Há precisamente um ano e um mês que as empresas públicas de transportes aguardam que a administração fiscal arranque com o sistema de cobrança de multas prometido pelo Governo. O atraso do fisco deixou quase 85 mil coimas por cobrar em 2014, sem que se saiba quando estará operacional o novo modelo. Apesar de algumas transportadoras estarem a aceitar o pagamento voluntário, a adesão dos passageiros é muito residual. E, por isso, o valor por recuperar ultrapassa já os dez milhões de euros.
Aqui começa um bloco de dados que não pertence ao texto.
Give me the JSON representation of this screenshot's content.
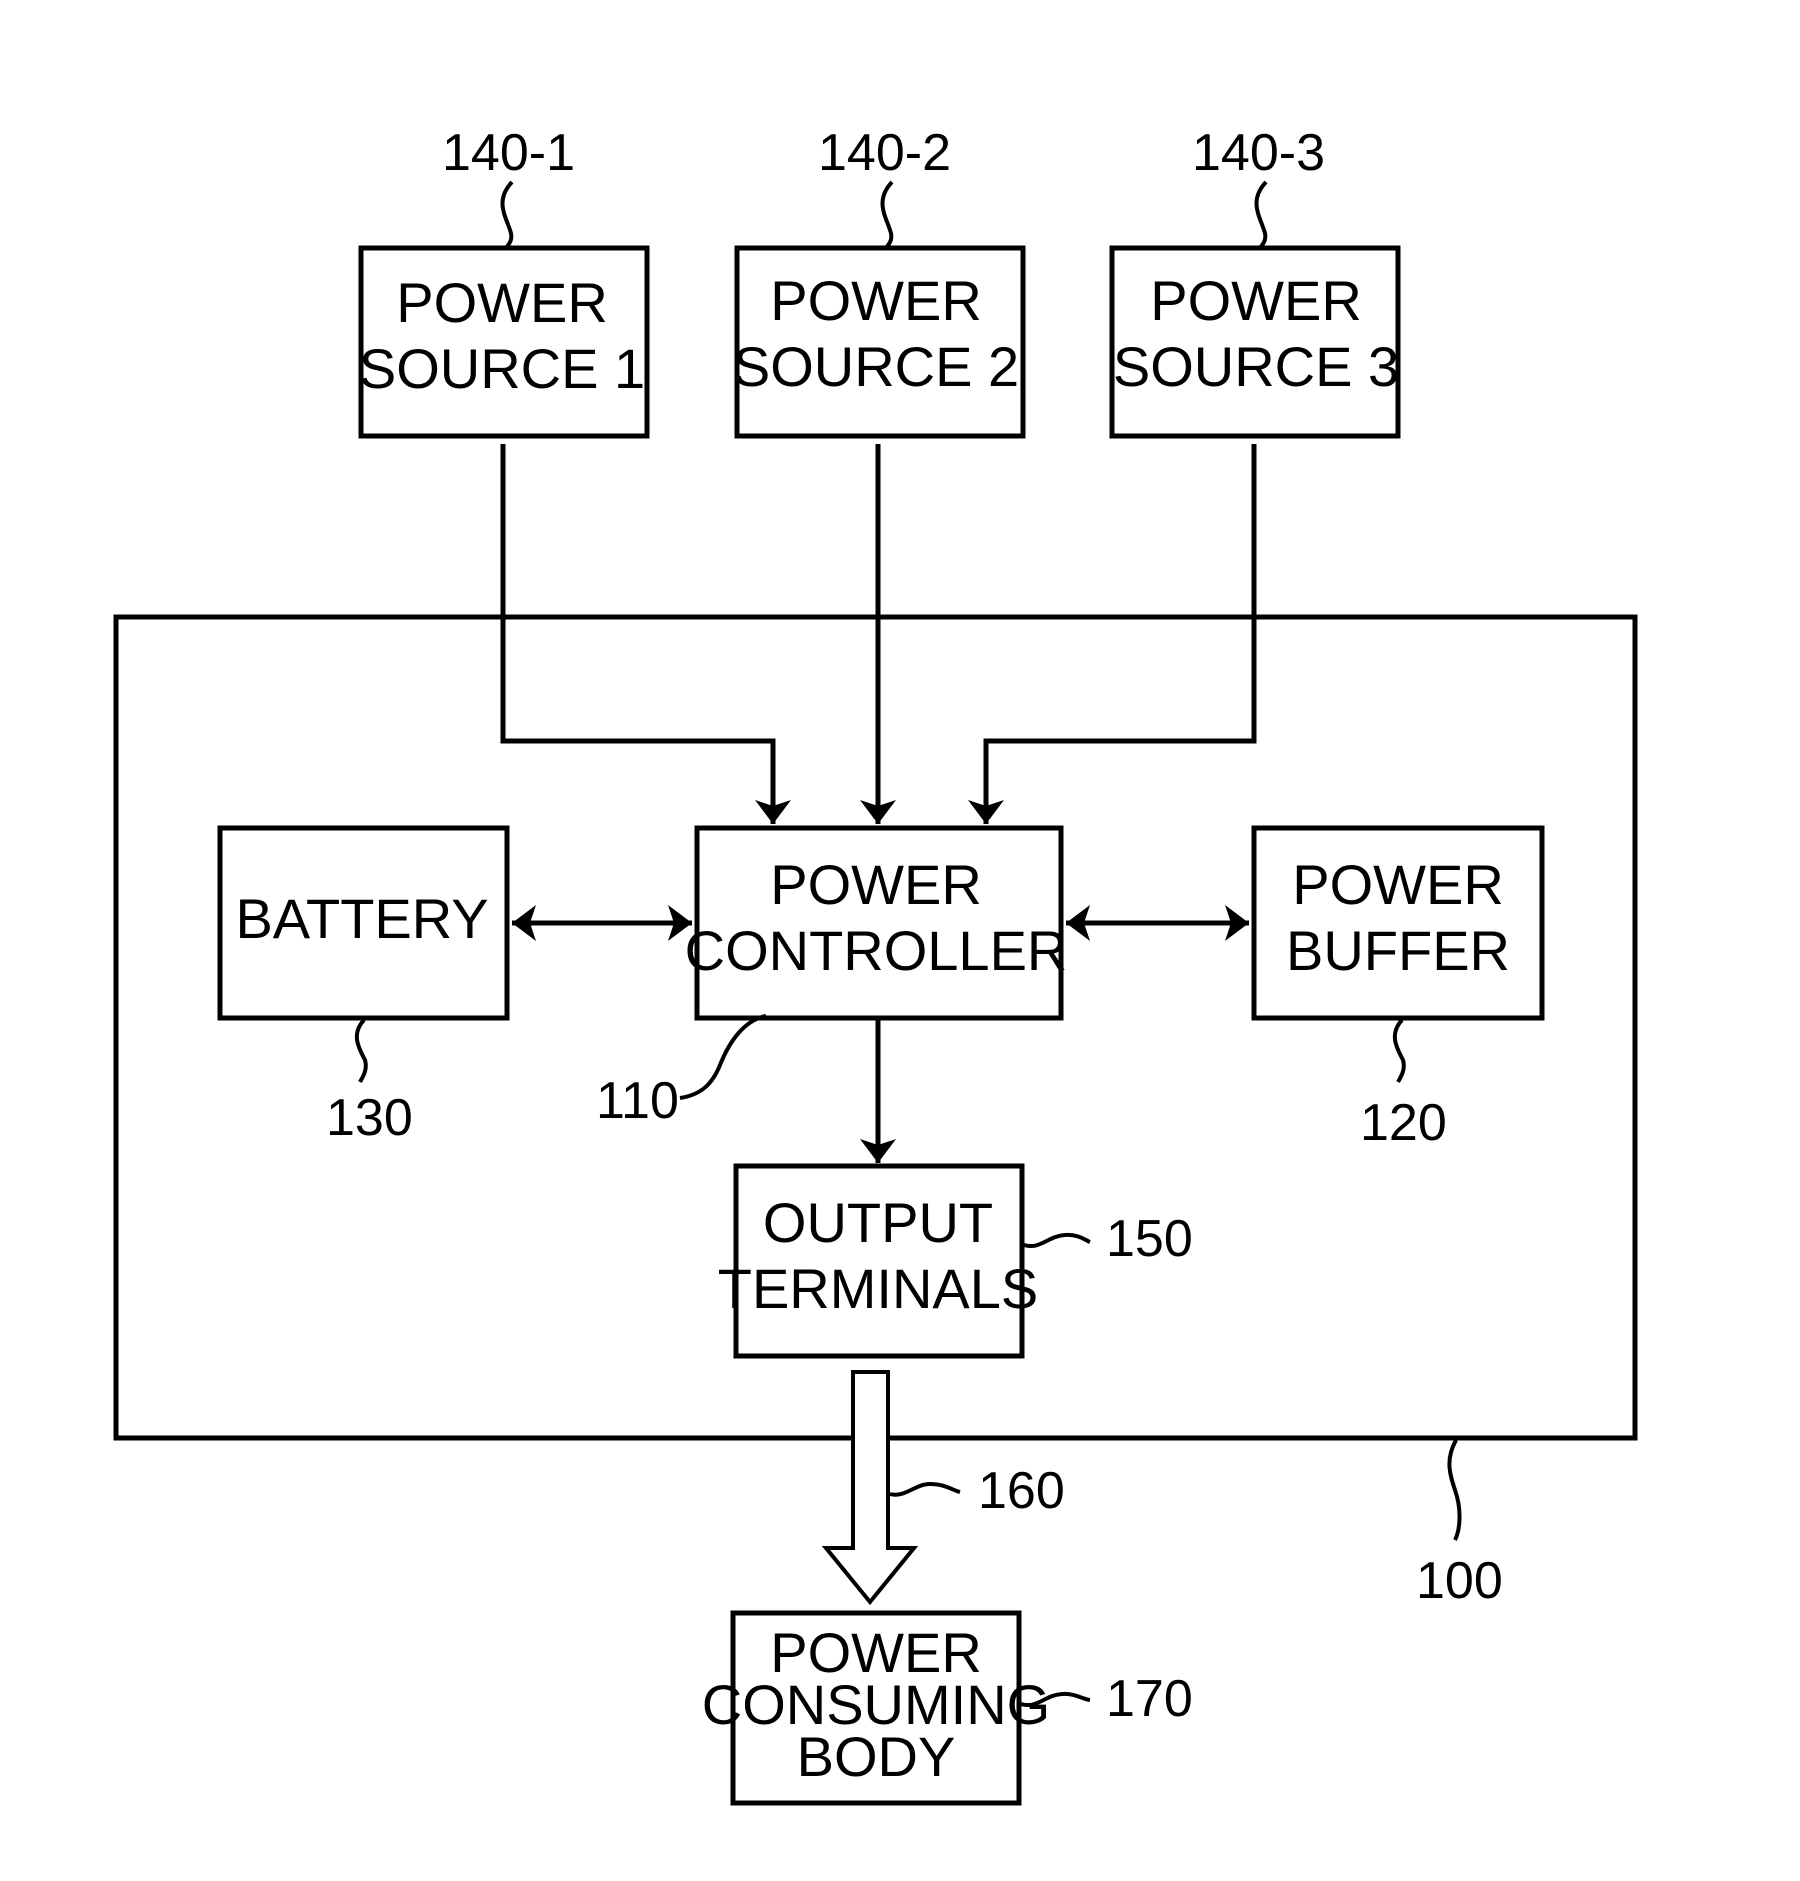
{
  "figure": {
    "power_sources": [
      {
        "ref": "140-1",
        "line1": "POWER",
        "line2": "SOURCE  1"
      },
      {
        "ref": "140-2",
        "line1": "POWER",
        "line2": "SOURCE  2"
      },
      {
        "ref": "140-3",
        "line1": "POWER",
        "line2": "SOURCE  3"
      }
    ],
    "battery": {
      "label": "BATTERY",
      "ref": "130"
    },
    "controller": {
      "line1": "POWER",
      "line2": "CONTROLLER",
      "ref": "110"
    },
    "buffer": {
      "line1": "POWER",
      "line2": "BUFFER",
      "ref": "120"
    },
    "output": {
      "line1": "OUTPUT",
      "line2": "TERMINALS",
      "ref": "150"
    },
    "transfer": {
      "ref": "160"
    },
    "consumer": {
      "line1": "POWER",
      "line2": "CONSUMING",
      "line3": "BODY",
      "ref": "170"
    },
    "device": {
      "ref": "100"
    }
  }
}
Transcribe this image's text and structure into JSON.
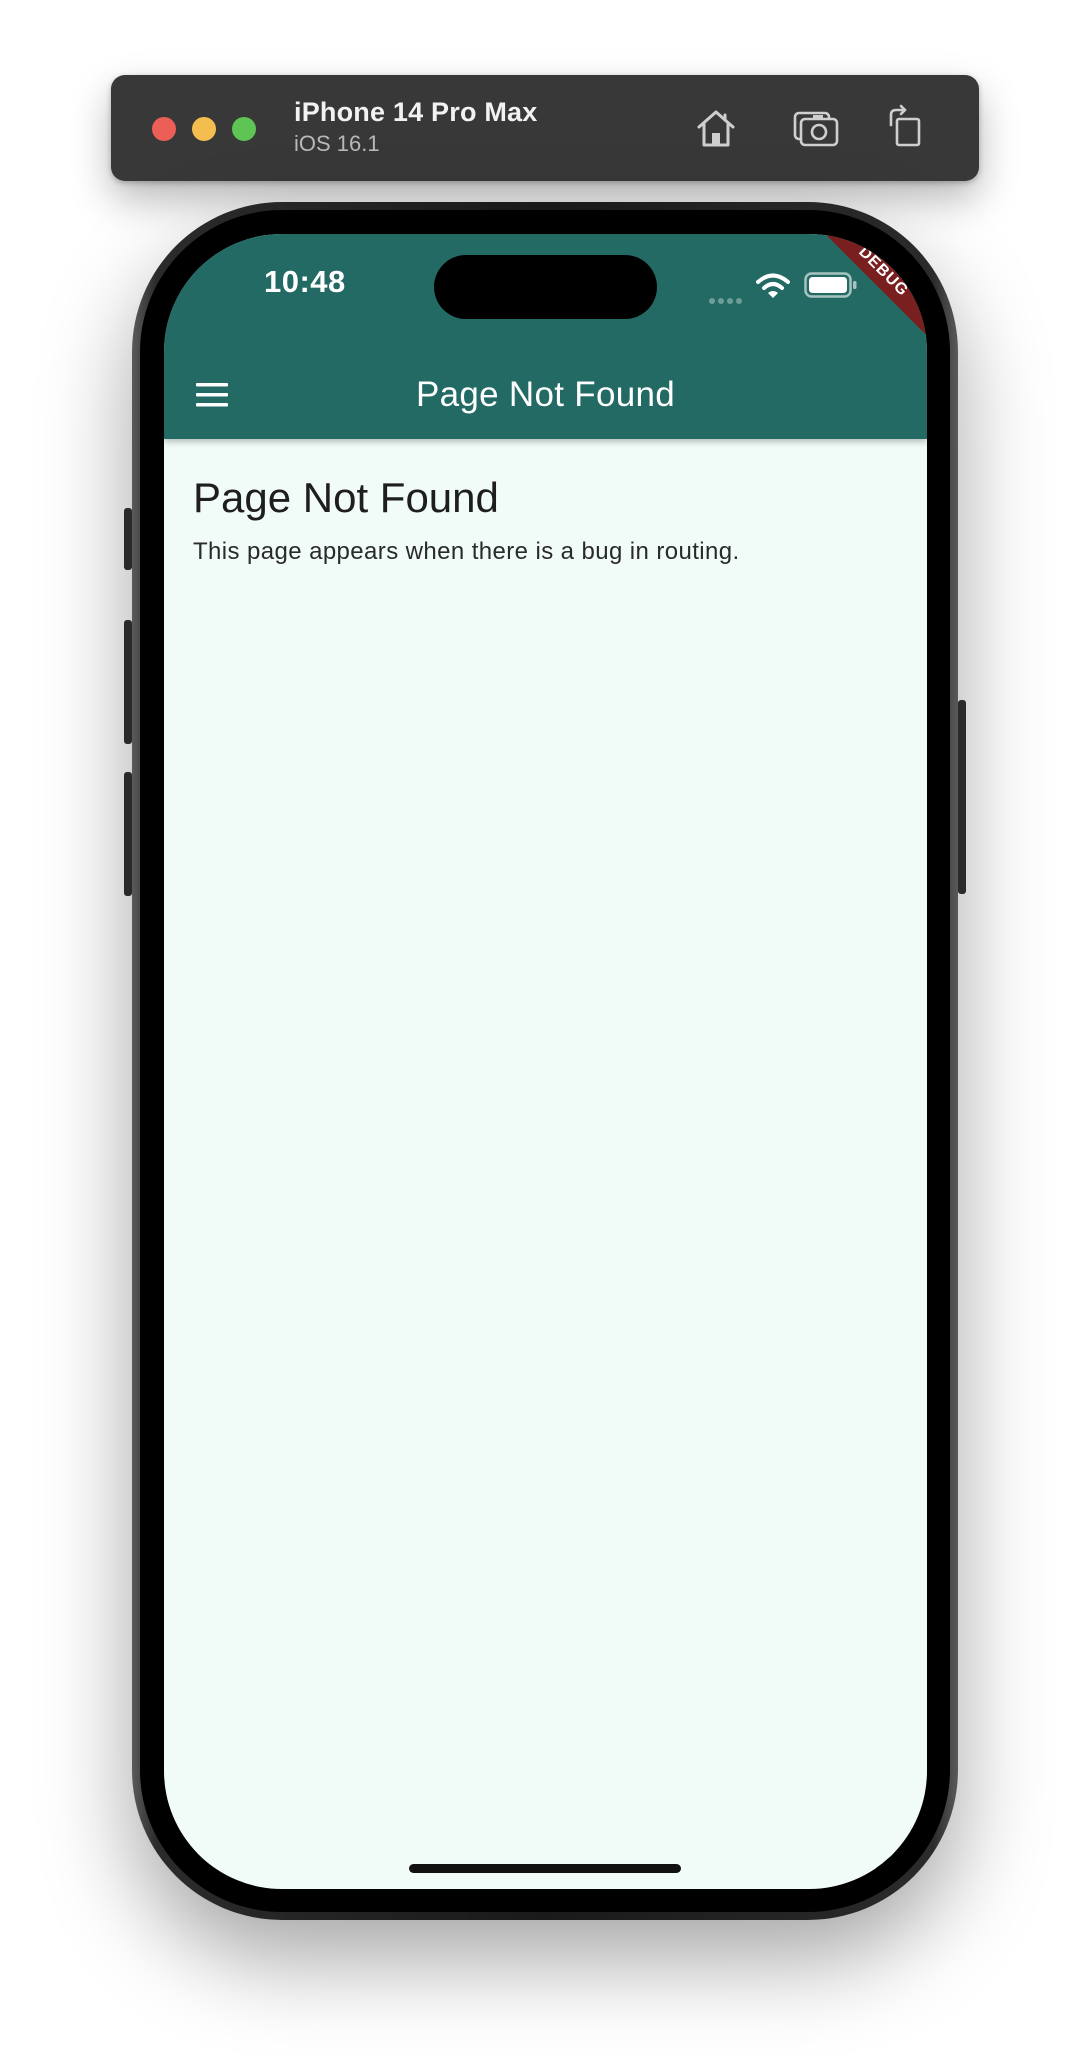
{
  "simulator": {
    "device_name": "iPhone 14 Pro Max",
    "os_version": "iOS 16.1",
    "buttons": {
      "home": "home-icon",
      "screenshot": "camera-icon",
      "rotate": "rotate-icon"
    }
  },
  "status_bar": {
    "time": "10:48"
  },
  "app_bar": {
    "title": "Page Not Found",
    "menu_icon": "hamburger-menu-icon",
    "color": "#226a63"
  },
  "debug_banner": {
    "label": "DEBUG",
    "color": "#7a1f1f"
  },
  "content": {
    "heading": "Page Not Found",
    "body": "This page appears when there is a bug in routing."
  },
  "colors": {
    "screen_background": "#f1fcf9",
    "close": "#ec5f57",
    "minimize": "#f4bd4f",
    "maximize": "#5ec454"
  }
}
A medida, inscrita no Orçamento do Estado para 2014, foi encarada como uma tentativa para reduzir a fraude nos transportes públicos, que o Executivo sempre apontou como uma das causas para a fuga de passageiros. Mas, apesar das intenções iniciais, a ideia não saiu do papel e, neste momento, não há qualquer punição para os infractores. As multas cobradas pelo fisco só prescrevem ao fim de cinco anos, mas o efeito dissuasor que o Governo pretendia caiu por terra.

Dados cedidos ao PÚBLICO pelas transportadoras do Estado mostram que, em 2014, foram registados quase 85 mil autos de notícia, que as empresas estão a guardar, em papel, até que o novo sistema de cobrança veja a luz do dia. A maioria das multas foi passada na CP, superando as 34.600 entre Janeiro e Dezembro. “Das coimas emitidas, 90% referem-se aos Urbanos de Lisboa, 6% aos serviços de Longo Curso/Regional e 4% aos Urbanos do Porto”, explicou a transportadora ferroviária.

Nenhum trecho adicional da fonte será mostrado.